I've recently updated to a newer version of pycharm PyCharm 2022.1.1 (Community Edition) and noticed that pyspark show() function is not working properly anymore. Here is what I'm dealing with right now, so when I try to show 10 rows from a dataframe it shows data like:

df.show(10)
+-------------------+------------+----------+----------+
|               date|     user_id|   prod_id|    counts|
+-------------------+------------+----------+----------+
|2022-05-31 00:00:00|       UUU91|     88888|       234|
|2022-05-31 00:00:00|       UUU92|     99999|       234|
|2022-05-31 00:00:00|       UUU93|     00000|       ...

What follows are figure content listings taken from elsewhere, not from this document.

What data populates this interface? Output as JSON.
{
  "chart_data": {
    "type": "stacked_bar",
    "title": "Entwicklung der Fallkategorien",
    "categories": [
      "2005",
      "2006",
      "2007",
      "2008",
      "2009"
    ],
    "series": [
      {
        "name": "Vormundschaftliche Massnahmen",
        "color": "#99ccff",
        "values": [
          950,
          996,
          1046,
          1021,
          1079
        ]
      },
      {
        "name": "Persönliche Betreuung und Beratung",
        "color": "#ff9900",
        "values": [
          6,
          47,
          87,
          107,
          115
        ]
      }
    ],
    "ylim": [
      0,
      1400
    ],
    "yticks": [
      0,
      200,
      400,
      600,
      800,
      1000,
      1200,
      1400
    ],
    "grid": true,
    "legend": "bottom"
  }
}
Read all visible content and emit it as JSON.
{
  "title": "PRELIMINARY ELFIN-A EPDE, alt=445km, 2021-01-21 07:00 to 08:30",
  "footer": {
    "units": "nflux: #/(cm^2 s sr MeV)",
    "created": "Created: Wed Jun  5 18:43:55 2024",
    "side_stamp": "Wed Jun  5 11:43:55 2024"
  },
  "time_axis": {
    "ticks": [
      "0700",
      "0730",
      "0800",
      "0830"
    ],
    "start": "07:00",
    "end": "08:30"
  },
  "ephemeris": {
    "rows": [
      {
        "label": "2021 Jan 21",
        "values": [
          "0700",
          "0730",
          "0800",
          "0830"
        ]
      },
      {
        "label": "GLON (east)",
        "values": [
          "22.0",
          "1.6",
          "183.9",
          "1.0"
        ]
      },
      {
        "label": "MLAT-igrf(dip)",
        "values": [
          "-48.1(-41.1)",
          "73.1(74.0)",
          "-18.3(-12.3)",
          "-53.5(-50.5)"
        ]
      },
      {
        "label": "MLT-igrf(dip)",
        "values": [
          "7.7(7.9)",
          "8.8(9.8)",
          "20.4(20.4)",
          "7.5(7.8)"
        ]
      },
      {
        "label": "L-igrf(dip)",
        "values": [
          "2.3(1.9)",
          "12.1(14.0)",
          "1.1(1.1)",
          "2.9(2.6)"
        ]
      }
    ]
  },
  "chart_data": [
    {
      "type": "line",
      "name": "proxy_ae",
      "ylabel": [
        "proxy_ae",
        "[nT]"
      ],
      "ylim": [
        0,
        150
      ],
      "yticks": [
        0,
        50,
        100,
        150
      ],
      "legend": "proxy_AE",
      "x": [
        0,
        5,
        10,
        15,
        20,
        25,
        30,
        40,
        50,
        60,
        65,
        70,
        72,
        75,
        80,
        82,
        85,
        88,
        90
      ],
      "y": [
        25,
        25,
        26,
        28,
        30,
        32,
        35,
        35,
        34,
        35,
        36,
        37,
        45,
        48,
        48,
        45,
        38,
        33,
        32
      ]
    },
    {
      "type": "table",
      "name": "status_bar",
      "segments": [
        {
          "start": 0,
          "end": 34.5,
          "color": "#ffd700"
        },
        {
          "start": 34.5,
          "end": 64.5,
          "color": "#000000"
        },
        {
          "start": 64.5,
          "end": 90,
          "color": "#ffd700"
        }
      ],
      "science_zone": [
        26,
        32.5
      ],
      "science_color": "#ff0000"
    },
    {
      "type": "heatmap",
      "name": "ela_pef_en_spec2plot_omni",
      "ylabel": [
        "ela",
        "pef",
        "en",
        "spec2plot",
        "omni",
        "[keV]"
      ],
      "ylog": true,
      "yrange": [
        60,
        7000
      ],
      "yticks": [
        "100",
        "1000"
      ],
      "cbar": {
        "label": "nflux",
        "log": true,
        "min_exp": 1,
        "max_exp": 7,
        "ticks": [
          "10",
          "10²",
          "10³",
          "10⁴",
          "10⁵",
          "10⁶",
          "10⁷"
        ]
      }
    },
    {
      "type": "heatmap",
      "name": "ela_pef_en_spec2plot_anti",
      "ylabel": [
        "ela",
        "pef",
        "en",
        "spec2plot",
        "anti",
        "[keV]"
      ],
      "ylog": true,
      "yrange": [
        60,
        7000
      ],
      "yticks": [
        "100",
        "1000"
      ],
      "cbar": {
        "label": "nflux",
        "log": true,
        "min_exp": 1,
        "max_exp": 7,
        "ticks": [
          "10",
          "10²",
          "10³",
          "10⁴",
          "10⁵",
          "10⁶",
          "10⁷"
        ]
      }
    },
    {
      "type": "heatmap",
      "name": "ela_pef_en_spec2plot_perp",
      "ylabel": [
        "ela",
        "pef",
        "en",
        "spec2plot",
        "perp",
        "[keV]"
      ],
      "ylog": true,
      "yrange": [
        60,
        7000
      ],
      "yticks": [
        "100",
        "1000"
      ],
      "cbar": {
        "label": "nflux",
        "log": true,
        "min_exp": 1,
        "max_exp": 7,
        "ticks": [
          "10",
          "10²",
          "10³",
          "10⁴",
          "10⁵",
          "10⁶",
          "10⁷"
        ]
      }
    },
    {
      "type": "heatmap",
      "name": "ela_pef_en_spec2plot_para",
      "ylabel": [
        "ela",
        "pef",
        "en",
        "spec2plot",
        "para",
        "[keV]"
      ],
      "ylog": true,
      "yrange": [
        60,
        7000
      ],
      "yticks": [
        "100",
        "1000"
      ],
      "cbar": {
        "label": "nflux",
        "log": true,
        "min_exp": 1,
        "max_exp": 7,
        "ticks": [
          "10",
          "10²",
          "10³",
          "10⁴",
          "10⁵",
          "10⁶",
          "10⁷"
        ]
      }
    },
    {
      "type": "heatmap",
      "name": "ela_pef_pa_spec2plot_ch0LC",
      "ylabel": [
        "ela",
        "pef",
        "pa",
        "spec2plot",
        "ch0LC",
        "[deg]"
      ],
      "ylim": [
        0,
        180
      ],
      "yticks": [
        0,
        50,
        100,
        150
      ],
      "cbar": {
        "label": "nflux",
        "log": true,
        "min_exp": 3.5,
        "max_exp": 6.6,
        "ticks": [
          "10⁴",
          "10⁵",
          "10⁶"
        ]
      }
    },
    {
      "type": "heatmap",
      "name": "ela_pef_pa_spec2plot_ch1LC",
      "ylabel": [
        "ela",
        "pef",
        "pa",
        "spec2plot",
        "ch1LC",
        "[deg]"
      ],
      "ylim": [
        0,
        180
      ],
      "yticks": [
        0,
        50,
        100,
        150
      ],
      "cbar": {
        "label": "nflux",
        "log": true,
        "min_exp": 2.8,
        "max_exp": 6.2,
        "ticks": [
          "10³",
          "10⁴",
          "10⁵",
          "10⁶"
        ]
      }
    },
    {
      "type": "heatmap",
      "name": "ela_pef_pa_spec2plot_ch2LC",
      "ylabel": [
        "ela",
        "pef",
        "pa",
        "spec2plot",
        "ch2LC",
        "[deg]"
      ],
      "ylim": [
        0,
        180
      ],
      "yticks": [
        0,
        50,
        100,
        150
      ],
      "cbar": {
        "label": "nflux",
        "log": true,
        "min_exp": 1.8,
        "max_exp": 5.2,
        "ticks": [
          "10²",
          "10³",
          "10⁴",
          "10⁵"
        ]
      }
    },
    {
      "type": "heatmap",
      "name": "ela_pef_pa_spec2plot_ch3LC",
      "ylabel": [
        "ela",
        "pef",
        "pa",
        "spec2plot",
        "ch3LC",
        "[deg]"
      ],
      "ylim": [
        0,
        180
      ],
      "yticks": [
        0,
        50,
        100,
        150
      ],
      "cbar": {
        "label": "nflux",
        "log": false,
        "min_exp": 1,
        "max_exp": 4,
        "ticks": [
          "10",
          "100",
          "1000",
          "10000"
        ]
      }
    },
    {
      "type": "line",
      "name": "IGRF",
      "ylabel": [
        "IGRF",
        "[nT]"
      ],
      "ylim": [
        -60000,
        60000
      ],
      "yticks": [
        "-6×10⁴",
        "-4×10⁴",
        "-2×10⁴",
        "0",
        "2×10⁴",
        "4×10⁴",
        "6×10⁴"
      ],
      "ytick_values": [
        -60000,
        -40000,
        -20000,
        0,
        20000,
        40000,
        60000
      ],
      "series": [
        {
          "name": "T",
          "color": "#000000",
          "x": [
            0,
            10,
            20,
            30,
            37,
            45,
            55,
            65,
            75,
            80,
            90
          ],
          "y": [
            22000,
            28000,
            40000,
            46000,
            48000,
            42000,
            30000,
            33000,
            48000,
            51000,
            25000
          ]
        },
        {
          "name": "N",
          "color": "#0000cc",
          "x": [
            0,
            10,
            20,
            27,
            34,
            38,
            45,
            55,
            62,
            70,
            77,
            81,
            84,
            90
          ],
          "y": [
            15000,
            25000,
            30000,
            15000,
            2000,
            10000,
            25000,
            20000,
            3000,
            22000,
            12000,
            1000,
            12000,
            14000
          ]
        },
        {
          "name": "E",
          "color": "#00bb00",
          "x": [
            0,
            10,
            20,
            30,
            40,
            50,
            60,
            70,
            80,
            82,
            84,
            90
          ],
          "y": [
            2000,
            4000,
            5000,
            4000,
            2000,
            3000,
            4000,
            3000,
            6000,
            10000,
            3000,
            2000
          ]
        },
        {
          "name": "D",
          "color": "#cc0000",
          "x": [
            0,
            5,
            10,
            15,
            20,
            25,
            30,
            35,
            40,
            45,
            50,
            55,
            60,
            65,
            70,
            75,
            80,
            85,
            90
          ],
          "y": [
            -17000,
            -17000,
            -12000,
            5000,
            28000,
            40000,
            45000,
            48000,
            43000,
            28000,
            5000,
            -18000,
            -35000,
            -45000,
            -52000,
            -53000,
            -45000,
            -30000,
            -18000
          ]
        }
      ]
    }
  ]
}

So expected to see all 10 rows (there are millions of rows in there so I'm sure there is data), but as you can see it is sort of trimming the output. When I do the following though, the results show up correctly:

df.select('user_id', 'prod_id').show(10)
+------------+----------+
|     user_id|   prod_id|
+------------+----------+
|       UUU91|     88888|
|       UUU92|     99997|
|       UUU93|     99995|
|       UUU94|     99949|
|       UUU95|     99989|
|       UUU96|     99909|
|       UUU97|     99919|
|       UUU98|     99929|
|       UUU99|     99939|
|       UUU90|     99949|
+------------+----------+

This used to work just fine before I switch to newer version and I don't know whether this is pyspark issue or pycharm issue so any help is much appreciated.


Solution

  • This seems to be a known issue with the mentioned pycharm version as per : https://youtrack.jetbrains.com/issue/PY-53983/Debug-console-cuts-off-truncates-output

    So I had to install an older version of pycharm to fix this for now (PyCharm 2021.3.3 (Community Edition)).